With a few minor distractions around the edges, the Windfall ensemble is a really impressive collection of talent. Carol Zippel, Amy Hansmann and Bethany Ligocki play the eldest, middle and youngest Prozorov sisters. Zippel’s Olga appears considerably more advanced in age than the other two, which is a bit of a distraction from an otherwise satisfying center for the action of the play. Zippel makes for a very maternal older sister to Masha and Irina. Much of the more tragic end of the three sisters comes in the form of the feelings of middle sister Masha. Amy Hansmann is well-suited to the tragic emotional center of the story. Busying himself with quite a few different plots, Chekhov doesn’t give Masha much room to work with as far as rendering romantic feelings for battery commander Vershinin (Robert W.C. Kennedy,) but Hansmann does a really good job of fitting the entire lifespan of a love affair in between all of the rest of what’s going on. A suitably brilliant actor himself, Kennedy renders the complexity of his end of the love affair with a subtle complexity.

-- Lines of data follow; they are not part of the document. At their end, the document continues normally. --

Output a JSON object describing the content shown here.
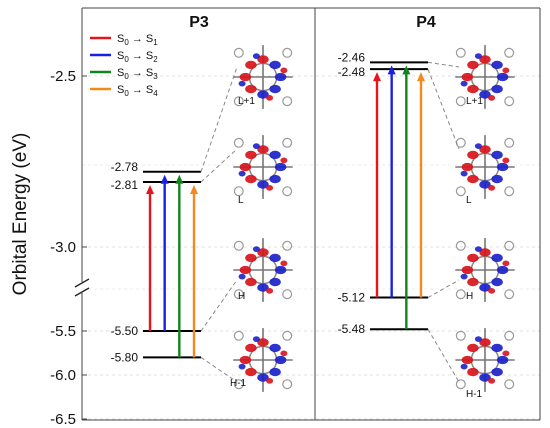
{
  "chart_data": {
    "type": "energy-level-diagram",
    "ylabel": "Orbital Energy (eV)",
    "y_ticks": [
      "-2.5",
      "-3.0",
      "-5.5",
      "-6.0",
      "-6.5"
    ],
    "axis_break": {
      "between": [
        -3.0,
        -5.5
      ]
    },
    "legend": [
      {
        "label_main": "S",
        "label_sub": "0",
        "arrow": " → S",
        "label_sub2": "1",
        "color": "#e8141a"
      },
      {
        "label_main": "S",
        "label_sub": "0",
        "arrow": " → S",
        "label_sub2": "2",
        "color": "#1a20e0"
      },
      {
        "label_main": "S",
        "label_sub": "0",
        "arrow": " → S",
        "label_sub2": "3",
        "color": "#10851c"
      },
      {
        "label_main": "S",
        "label_sub": "0",
        "arrow": " → S",
        "label_sub2": "4",
        "color": "#f5891e"
      }
    ],
    "panels": [
      {
        "title": "P3",
        "levels": [
          {
            "value": -2.78,
            "label": "-2.78",
            "orbital": "L+1"
          },
          {
            "value": -2.81,
            "label": "-2.81",
            "orbital": "L"
          },
          {
            "value": -5.5,
            "label": "-5.50",
            "orbital": "H"
          },
          {
            "value": -5.8,
            "label": "-5.80",
            "orbital": "H-1"
          }
        ],
        "transitions": [
          {
            "from": -5.5,
            "to": -2.81,
            "color": "#e8141a"
          },
          {
            "from": -5.5,
            "to": -2.78,
            "color": "#1a20e0"
          },
          {
            "from": -5.8,
            "to": -2.78,
            "color": "#10851c"
          },
          {
            "from": -5.8,
            "to": -2.81,
            "color": "#f5891e"
          }
        ]
      },
      {
        "title": "P4",
        "levels": [
          {
            "value": -2.46,
            "label": "-2.46",
            "orbital": "L+1"
          },
          {
            "value": -2.48,
            "label": "-2.48",
            "orbital": "L"
          },
          {
            "value": -5.12,
            "label": "-5.12",
            "orbital": "H"
          },
          {
            "value": -5.48,
            "label": "-5.48",
            "orbital": "H-1"
          }
        ],
        "transitions": [
          {
            "from": -5.12,
            "to": -2.48,
            "color": "#e8141a"
          },
          {
            "from": -5.12,
            "to": -2.46,
            "color": "#1a20e0"
          },
          {
            "from": -5.48,
            "to": -2.46,
            "color": "#10851c"
          },
          {
            "from": -5.12,
            "to": -2.48,
            "color": "#f5891e"
          }
        ]
      }
    ]
  }
}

Much of what Chekhov is delivering here is, of course, a comic critique of the wealthy. Much of this manifests itself in the performance of Bethany Ligocki as youngest sister Irina. Completely free of ironic tone, Ligocki speaks of a deep yearning to work. She’s positively bursting with energy and desperately wants to join the working class. In the wrong hands, the comedy of this could’ve overpowered much of the rest of what’s going on onstage. Thankfully, Ligocki manages a very earnest performance that adds a bit of perspective to the rest of what’s going on. In four acts, we  see her identity evolve with respect to her feelings for life, passion and labor.

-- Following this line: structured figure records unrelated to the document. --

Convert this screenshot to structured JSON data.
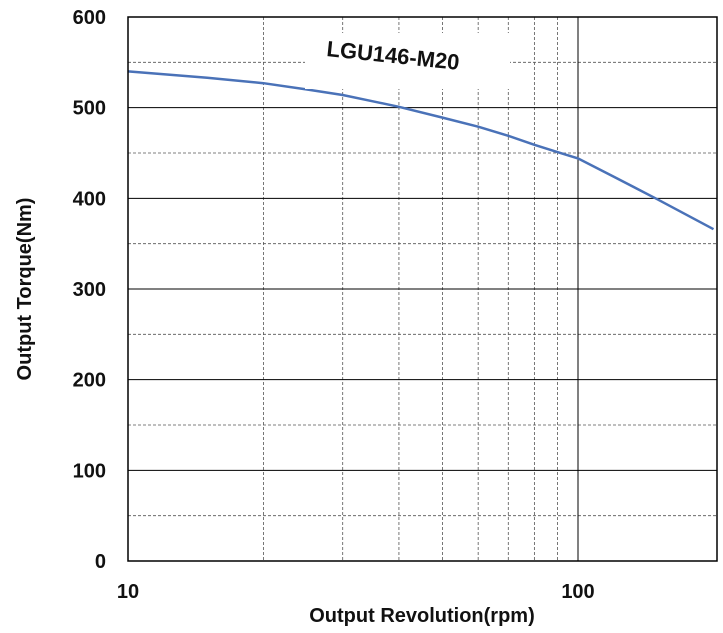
{
  "chart_data": {
    "type": "line",
    "title": "",
    "xlabel": "Output Revolution(rpm)",
    "ylabel": "Output Torque(Nm)",
    "xscale": "log",
    "xlim": [
      10,
      200
    ],
    "ylim": [
      0,
      600
    ],
    "x_ticks": [
      {
        "value": 10,
        "label": "10"
      },
      {
        "value": 100,
        "label": "100"
      }
    ],
    "y_ticks": [
      {
        "value": 0,
        "label": "0"
      },
      {
        "value": 100,
        "label": "100"
      },
      {
        "value": 200,
        "label": "200"
      },
      {
        "value": 300,
        "label": "300"
      },
      {
        "value": 400,
        "label": "400"
      },
      {
        "value": 500,
        "label": "500"
      },
      {
        "value": 600,
        "label": "600"
      }
    ],
    "grid": true,
    "line_color": "#4a72b8",
    "annotation": "LGU146-M20",
    "series": [
      {
        "x": [
          10,
          15,
          20,
          25,
          30,
          35,
          40,
          50,
          60,
          70,
          80,
          90,
          100,
          120,
          150,
          200
        ],
        "y": [
          540,
          533,
          527,
          520,
          514,
          507,
          501,
          489,
          479,
          469,
          459,
          451,
          444,
          424,
          399,
          366
        ]
      }
    ]
  }
}
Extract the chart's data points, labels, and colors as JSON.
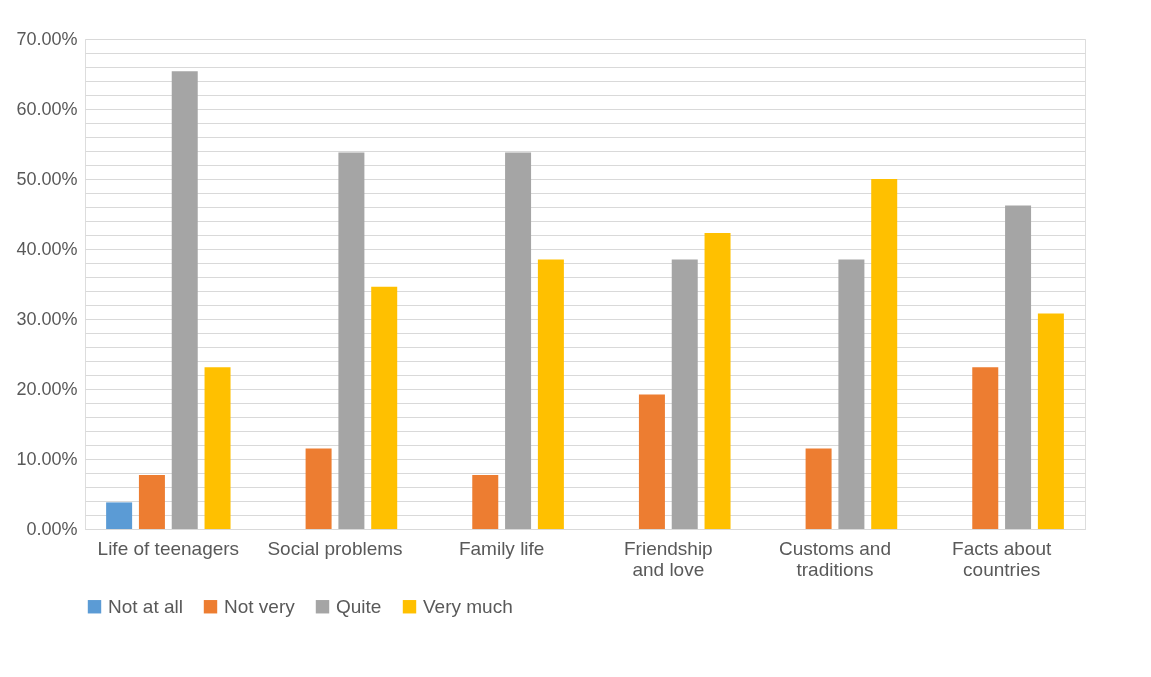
{
  "chart_data": {
    "type": "bar",
    "categories": [
      "Life of teenagers",
      "Social problems",
      "Family life",
      "Friendship and love",
      "Customs and traditions",
      "Facts about countries"
    ],
    "series": [
      {
        "name": "Not at all",
        "color": "#5b9bd5",
        "values": [
          3.8,
          0,
          0,
          0,
          0,
          0
        ]
      },
      {
        "name": "Not very",
        "color": "#ed7d31",
        "values": [
          7.7,
          11.5,
          7.7,
          19.2,
          11.5,
          23.1
        ]
      },
      {
        "name": "Quite",
        "color": "#a5a5a5",
        "values": [
          65.4,
          53.8,
          53.8,
          38.5,
          38.5,
          46.2
        ]
      },
      {
        "name": "Very much",
        "color": "#ffc000",
        "values": [
          23.1,
          34.6,
          38.5,
          42.3,
          50.0,
          30.8
        ]
      }
    ],
    "ylim": [
      0,
      70
    ],
    "yticks": [
      {
        "value": 0,
        "label": "0.00%"
      },
      {
        "value": 2,
        "label": null
      },
      {
        "value": 4,
        "label": null
      },
      {
        "value": 6,
        "label": null
      },
      {
        "value": 8,
        "label": null
      },
      {
        "value": 10,
        "label": "10.00%"
      },
      {
        "value": 12,
        "label": null
      },
      {
        "value": 14,
        "label": null
      },
      {
        "value": 16,
        "label": null
      },
      {
        "value": 18,
        "label": null
      },
      {
        "value": 20,
        "label": "20.00%"
      },
      {
        "value": 22,
        "label": null
      },
      {
        "value": 24,
        "label": null
      },
      {
        "value": 26,
        "label": null
      },
      {
        "value": 28,
        "label": null
      },
      {
        "value": 30,
        "label": "30.00%"
      },
      {
        "value": 32,
        "label": null
      },
      {
        "value": 34,
        "label": null
      },
      {
        "value": 36,
        "label": null
      },
      {
        "value": 38,
        "label": null
      },
      {
        "value": 40,
        "label": "40.00%"
      },
      {
        "value": 42,
        "label": null
      },
      {
        "value": 44,
        "label": null
      },
      {
        "value": 46,
        "label": null
      },
      {
        "value": 48,
        "label": null
      },
      {
        "value": 50,
        "label": "50.00%"
      },
      {
        "value": 52,
        "label": null
      },
      {
        "value": 54,
        "label": null
      },
      {
        "value": 56,
        "label": null
      },
      {
        "value": 58,
        "label": null
      },
      {
        "value": 60,
        "label": "60.00%"
      },
      {
        "value": 62,
        "label": null
      },
      {
        "value": 64,
        "label": null
      },
      {
        "value": 66,
        "label": null
      },
      {
        "value": 68,
        "label": null
      },
      {
        "value": 70,
        "label": "70.00%"
      }
    ],
    "grid": "y",
    "legend": "bottom"
  }
}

The  darker end of the class comedy comes out in the performance of Liz Mistele in the role of Natasha—wife of the three sisters’ brother (played by Ken Williams with remarkable gravitas.) Natasha enters the story as a nervous, socially awkward woman. By the end of the play, we see her personality change dramatically.  Mistele executes this transformation brilliantly. As always, her body language is as crucial to the success of her performance as is her delivery of the dialogue. At one point, Hansmann’s Masha makes joking reference to Natasha walking as though she had set fire to the block. It’s a line delivered right after Mistele had crossed the stage. Mistele’s performance has the kind of intensity that brings life to a line like that.

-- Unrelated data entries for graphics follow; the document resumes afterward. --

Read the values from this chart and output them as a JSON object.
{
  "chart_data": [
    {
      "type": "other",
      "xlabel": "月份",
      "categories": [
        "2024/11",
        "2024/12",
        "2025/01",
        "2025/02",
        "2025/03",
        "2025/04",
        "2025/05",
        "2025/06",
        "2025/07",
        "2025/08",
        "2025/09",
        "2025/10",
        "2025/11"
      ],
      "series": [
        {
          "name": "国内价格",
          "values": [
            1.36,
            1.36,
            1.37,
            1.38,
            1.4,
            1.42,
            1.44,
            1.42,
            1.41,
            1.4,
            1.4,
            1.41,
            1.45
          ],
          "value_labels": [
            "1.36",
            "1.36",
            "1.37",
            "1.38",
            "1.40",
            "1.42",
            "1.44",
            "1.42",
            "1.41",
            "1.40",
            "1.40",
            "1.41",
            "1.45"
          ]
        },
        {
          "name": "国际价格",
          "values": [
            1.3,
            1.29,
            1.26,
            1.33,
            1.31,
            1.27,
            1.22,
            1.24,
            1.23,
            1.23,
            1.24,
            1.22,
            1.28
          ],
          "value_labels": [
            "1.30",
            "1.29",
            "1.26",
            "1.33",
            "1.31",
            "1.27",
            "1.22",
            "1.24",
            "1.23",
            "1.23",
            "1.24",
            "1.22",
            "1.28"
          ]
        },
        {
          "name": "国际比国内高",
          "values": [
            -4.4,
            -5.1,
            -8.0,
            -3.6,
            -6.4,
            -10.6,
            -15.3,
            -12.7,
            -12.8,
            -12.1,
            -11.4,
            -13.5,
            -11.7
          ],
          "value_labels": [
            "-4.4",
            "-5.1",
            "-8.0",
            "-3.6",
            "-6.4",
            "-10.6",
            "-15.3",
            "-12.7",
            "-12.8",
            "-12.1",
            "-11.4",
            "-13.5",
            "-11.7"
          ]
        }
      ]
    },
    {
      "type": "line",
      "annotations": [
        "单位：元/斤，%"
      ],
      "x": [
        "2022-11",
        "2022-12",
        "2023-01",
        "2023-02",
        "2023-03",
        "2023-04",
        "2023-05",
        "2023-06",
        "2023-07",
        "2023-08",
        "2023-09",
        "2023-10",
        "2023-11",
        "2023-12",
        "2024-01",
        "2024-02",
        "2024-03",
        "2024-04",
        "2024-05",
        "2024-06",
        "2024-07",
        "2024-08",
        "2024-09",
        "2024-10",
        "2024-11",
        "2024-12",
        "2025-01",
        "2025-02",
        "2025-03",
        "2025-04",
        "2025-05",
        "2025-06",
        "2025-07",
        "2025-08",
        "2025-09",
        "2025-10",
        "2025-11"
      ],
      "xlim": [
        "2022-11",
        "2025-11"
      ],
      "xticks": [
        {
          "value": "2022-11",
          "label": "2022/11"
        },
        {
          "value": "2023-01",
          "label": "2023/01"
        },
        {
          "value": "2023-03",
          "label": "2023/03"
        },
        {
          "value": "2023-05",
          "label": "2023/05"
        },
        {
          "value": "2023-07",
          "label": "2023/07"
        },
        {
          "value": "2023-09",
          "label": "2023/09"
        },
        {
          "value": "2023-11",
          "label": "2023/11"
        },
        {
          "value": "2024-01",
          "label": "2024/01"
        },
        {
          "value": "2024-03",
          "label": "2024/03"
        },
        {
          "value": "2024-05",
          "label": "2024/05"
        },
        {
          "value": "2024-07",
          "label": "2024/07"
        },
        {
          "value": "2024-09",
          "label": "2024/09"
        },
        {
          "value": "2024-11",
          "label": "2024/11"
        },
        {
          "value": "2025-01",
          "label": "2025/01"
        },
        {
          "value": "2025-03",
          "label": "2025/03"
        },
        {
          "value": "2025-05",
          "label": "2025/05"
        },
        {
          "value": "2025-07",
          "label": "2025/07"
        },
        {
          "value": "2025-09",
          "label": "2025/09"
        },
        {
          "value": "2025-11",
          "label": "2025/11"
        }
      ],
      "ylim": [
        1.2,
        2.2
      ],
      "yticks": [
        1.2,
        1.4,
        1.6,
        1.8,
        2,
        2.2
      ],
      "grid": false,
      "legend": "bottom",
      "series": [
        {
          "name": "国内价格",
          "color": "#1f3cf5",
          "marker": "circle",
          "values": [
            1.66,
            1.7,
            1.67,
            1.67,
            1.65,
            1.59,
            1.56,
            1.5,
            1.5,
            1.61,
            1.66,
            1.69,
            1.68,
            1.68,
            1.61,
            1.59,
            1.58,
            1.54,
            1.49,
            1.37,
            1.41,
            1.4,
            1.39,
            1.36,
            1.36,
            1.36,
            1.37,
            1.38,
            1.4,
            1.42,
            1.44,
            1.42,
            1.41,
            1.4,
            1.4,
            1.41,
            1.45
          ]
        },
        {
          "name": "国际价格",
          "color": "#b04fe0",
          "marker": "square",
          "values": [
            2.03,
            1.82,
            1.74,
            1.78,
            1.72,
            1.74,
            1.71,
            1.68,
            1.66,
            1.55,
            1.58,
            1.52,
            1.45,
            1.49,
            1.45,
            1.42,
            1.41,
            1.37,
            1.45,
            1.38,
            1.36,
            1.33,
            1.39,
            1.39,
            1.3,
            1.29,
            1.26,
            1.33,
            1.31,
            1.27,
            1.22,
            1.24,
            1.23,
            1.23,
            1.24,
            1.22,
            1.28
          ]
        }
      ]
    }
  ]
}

The rest of the cast assembled here features a lot of interesting performances. Notably impressive among them are Tom Dillon and Thomas Rosenthal as Tuzenbach and Solyony, respectively. Dillon’s casual sense of authority as the lieutenant creates an interesting dynamic with Rosenthal’s memorably heated performance as a feisty captain with serious anger management issues. The dynamic there has a huge effect on the rest of the story, but Director Maureen Kilmurry does such a good job of moving around all of Chekhov’s plot elements that it all mixes together that no one element of the play every feels overpoweringly dramatic. It’s all very natural.

Windfall Theatre’s production of Three Sisters runs through February 27th at Village Church Arts on 130 East Juneau Avenue.